Inadequate transportation is keeping many from finding and holding jobs. Perhaps just as important for the job search as skills, education, attitudes, and childcare, job-seekers must be able to get to job sites.
Welfare recipients’ transportation needs depend on whether they’re still actively seeking employment or are already employed. Job searchers must travel to potential employers for interviews and applications, so they make almost twice as many trips as those not in the labor force, and their trips are often to dispersed locations. Many don’t own cars, so they’re reliant on public transit, but the bus is less flexible and sometimes less reliable than a private car.
Transportation needs go beyond work-related travel; in fact employment-related trips constitute only a small share of total trips (only eleven percent). A typical former recipient also makes multiple daily trips for shopping and social activities, and to fulfill childcare and household obligations.

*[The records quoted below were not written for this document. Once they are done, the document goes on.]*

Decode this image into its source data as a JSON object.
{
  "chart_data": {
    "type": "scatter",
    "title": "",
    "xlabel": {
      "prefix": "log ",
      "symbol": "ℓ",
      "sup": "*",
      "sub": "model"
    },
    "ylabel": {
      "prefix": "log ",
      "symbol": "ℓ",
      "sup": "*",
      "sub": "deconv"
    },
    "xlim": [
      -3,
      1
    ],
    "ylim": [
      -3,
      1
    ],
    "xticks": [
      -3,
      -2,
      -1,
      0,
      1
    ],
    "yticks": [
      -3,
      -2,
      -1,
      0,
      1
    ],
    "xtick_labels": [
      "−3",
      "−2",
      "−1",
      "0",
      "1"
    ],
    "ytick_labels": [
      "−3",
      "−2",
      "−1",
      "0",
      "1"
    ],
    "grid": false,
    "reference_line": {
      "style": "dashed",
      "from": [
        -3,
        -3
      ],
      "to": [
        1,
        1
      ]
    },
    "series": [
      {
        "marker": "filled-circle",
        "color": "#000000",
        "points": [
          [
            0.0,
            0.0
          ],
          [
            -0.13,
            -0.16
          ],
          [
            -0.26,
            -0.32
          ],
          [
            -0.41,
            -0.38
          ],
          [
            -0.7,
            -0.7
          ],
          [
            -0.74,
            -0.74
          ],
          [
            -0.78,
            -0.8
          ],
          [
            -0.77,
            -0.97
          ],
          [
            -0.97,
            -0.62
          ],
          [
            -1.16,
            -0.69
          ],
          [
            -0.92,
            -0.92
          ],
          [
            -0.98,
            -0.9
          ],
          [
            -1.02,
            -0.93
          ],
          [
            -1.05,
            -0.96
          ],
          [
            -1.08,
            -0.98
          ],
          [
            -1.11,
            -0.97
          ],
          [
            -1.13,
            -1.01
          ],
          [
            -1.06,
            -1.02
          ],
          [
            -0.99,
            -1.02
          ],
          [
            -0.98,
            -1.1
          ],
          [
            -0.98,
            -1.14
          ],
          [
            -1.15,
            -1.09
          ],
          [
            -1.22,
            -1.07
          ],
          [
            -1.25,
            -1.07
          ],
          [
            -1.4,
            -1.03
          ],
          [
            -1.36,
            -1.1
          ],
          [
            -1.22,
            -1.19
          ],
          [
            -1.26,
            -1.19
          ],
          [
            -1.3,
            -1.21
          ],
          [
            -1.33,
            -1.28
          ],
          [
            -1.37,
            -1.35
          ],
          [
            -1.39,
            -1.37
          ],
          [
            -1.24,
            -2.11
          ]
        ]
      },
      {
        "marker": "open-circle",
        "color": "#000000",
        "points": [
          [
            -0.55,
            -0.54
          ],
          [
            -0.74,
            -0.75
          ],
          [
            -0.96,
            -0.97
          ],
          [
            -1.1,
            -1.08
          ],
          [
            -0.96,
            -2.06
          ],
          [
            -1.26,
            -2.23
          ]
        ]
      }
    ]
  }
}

While most transportation programs emphasize the needs of transit-dependent persons, most people nevertheless rely on automobiles for daily travel. Only 55 percent of welfare recipients own a car, but they make 64 percent of their trips in cars. Households with cars make 83 percent of their trips in private vehicles; but even those who don’t own cars travel by private car 35 percent of the time.
Travel patterns of welfare recipients are converging with those of other low-income people. Average trips per day among welfare recipients were only slightly fewer than among low- income single parents in the 1995 Nationwide Personal Transportation Survey. For both populations, work trips comprise only a tenth of all trips, while shopping and other trips dominate. For both groups, less than a fifth use public transit. Moreover, the average commute distance for employment is about seven miles among former recipients and about nine miles among low- income single parents. This convergence is not surprising since welfare reform is transforming the welfare population into a working-poor population.
These travel patterns have profound implications for the next stage of welfare reform. Transportation policies must now heed the complex and diverse travel needs of both current and former welfare recipients who use both private and public transportation. Moreover, as travel patterns of welfare recipients and working poor converge, policy makers must confront the difficulties that job-seekers and carless job-holders face, by facilitating car ownership and by promoting new transit modes that are affordable, auto-like, and likely to help families that are struggling toward self-sufficiency.